Heaven forbid if some maggot steals your Social Security number and then gets a tax refund by filing a return using your number. Of course, the refund is fraudulent.
This is a form of tax-related identity theft, and these thieves aren’t dumb. They’ll file early in an attempt to beat the victim to the tax office.
If someone does this to you, the IRS will send you a snail mail notice that more than one tax return was filed under your SSN. At this point, you should suspect identity theft. Another tip-off that you’ve been victimized is if the IRS notice says you owe for more taxes or for a refund offset.
The letter may also show records of your employment with a company you’ve never worked for or state that there are collections running against you because you didn’t file a return for a particular year. Even just one of these bullet points screams ID theft.
Irs.gov recommends the following actions if you’ve had your ID stolen:
- Contact the police immediately.
- Contact the Federal Trade Commission.
- Complete the IRS Form 14039 Identity Theft Affidavit.
- Close out any accounts that have been compromised or that you did not open.
- Contact Experian, Equifax or TransUnion to put a fraud alert on all of your credit records.
- Pay your taxes as you normally would.
- Respond to IRS notices in proper fashion.
- If after you’ve taken the above measures there’s still a problem, call 800-908-4490 (Identity Protection Specialized Unit).
How can you prevent tax ID theft? Irs.gov recommends:
- The phone is a poor medium through which to give out personal information like a credit card number.

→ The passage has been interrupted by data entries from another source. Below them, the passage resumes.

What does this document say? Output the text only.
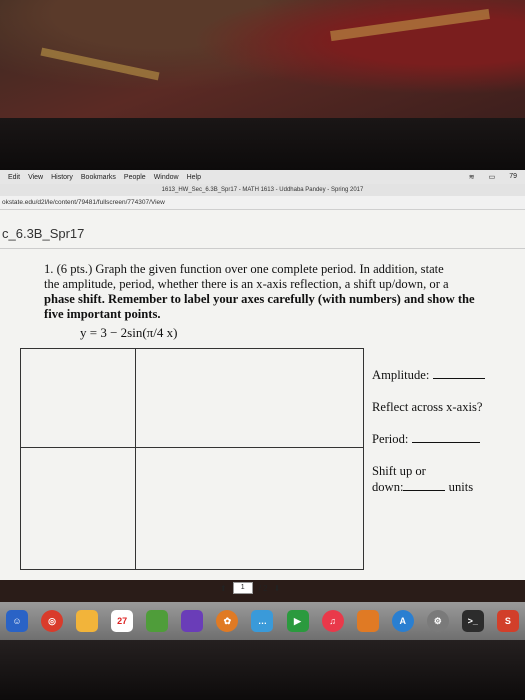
Edit View History Bookmarks People Window Help	≋ ▭ 79
1613_HW_Sec_6.3B_Spr17 - MATH 1613 - Uddhaba Pandey - Spring 2017
okstate.edu/d2l/le/content/79481/fullscreen/774307/View
c_6.3B_Spr17
1. (6 pts.) Graph the given function over one complete period. In addition, state
the amplitude, period, whether there is an x-axis reflection, a shift up/down, or a
phase shift. Remember to label your axes carefully (with numbers) and show the
five important points.
y = 3 − 2sin(π/4 x)
Amplitude:
Reflect across x-axis?
Period:
Shift up or
down:	units
⬆	1	/ 2 ⬇
☺	◎	27	✿	…	▶	♫	A	⚙	>_	S
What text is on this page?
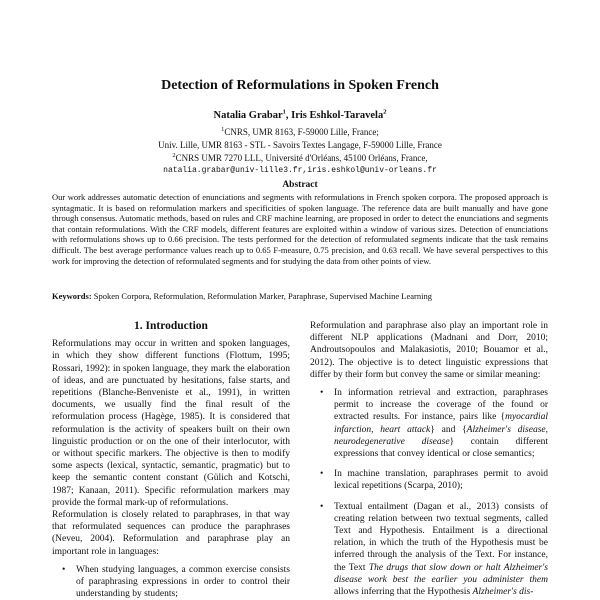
Detection of Reformulations in Spoken French
Natalia Grabar$^1$, Iris Eshkol-Taravela$^2$
$^1$CNRS, UMR 8163, F-59000 Lille, France;
Univ. Lille, UMR 8163 - STL - Savoirs Textes Langage, F-59000 Lille, France
$^2$CNRS UMR 7270 LLL, Université d'Orléans, 45100 Orléans, France,
natalia.grabar@univ-lille3.fr,iris.eshkol@univ-orleans.fr
Abstract
Our work addresses automatic detection of enunciations and segments with reformulations in French spoken corpora. The proposed approach is syntagmatic. It is based on reformulation markers and specificities of spoken language. The reference data are built manually and have gone through consensus. Automatic methods, based on rules and CRF machine learning, are proposed in order to detect the enunciations and segments that contain reformulations. With the CRF models, different features are exploited within a window of various sizes. Detection of enunciations with reformulations shows up to 0.66 precision. The tests performed for the detection of reformulated segments indicate that the task remains difficult. The best average performance values reach up to 0.65 F-measure, 0.75 precision, and 0.63 recall. We have several perspectives to this work for improving the detection of reformulated segments and for studying the data from other points of view.
Keywords: Spoken Corpora, Reformulation, Reformulation Marker, Paraphrase, Supervised Machine Learning
1. Introduction

Reformulations may occur in written and spoken languages, in which they show different functions (Flottum, 1995; Rossari, 1992): in spoken language, they mark the elaboration of ideas, and are punctuated by hesitations, false starts, and repetitions (Blanche-Benveniste et al., 1991), in written documents, we usually find the final result of the reformulation process (Hagège, 1985). It is considered that reformulation is the activity of speakers built on their own linguistic production or on the one of their interlocutor, with or without specific markers. The objective is then to modify some aspects (lexical, syntactic, semantic, pragmatic) but to keep the semantic content constant (Gülich and Kotschi, 1987; Kanaan, 2011). Specific reformulation markers may provide the formal mark-up of reformulations.

Reformulation is closely related to paraphrases, in that way that reformulated sequences can produce the paraphrases (Neveu, 2004). Reformulation and paraphrase play an important role in languages:

• When studying languages, a common exercise consists of paraphrasing expressions in order to control their understanding by students;

Reformulation and paraphrase also play an important role in different NLP applications (Madnani and Dorr, 2010; Androutsopoulos and Malakasiotis, 2010; Bouamor et al., 2012). The objective is to detect linguistic expressions that differ by their form but convey the same or similar meaning:

• In information retrieval and extraction, paraphrases permit to increase the coverage of the found or extracted results. For instance, pairs like {myocardial infarction, heart attack} and {Alzheimer's disease, neurodegenerative disease} contain different expressions that convey identical or close semantics;
• In machine translation, paraphrases permit to avoid lexical repetitions (Scarpa, 2010);
• Textual entailment (Dagan et al., 2013) consists of creating relation between two textual segments, called Text and Hypothesis. Entailment is a directional relation, in which the truth of the Hypothesis must be inferred through the analysis of the Text. For instance, the Text The drugs that slow down or halt Alzheimer's disease work best the earlier you administer them allows inferring that the Hypothesis Alzheimer's dis-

So is cyberspace. Be very discriminating when you decide to share personal information over the phone or online.
- Have hardcopies made of all of your personal information, and then hide them.
- Make sure your computer and smartphone are protected by antivirus/malware software that’s kept updated.
- Check your credit report and SSA earnings annually.
- Grind this into your head: The IRS never contacts people by email or phone asking for personal information! An email or phone call like this was sent by a cyber criminal.
The IRS warns that scammers prey on people during tax season because that’s the time people are on edge and gullible about their taxes. The IRS hates tax-related ID theft as much as the victims do and does everything possible to resolve these cases fast.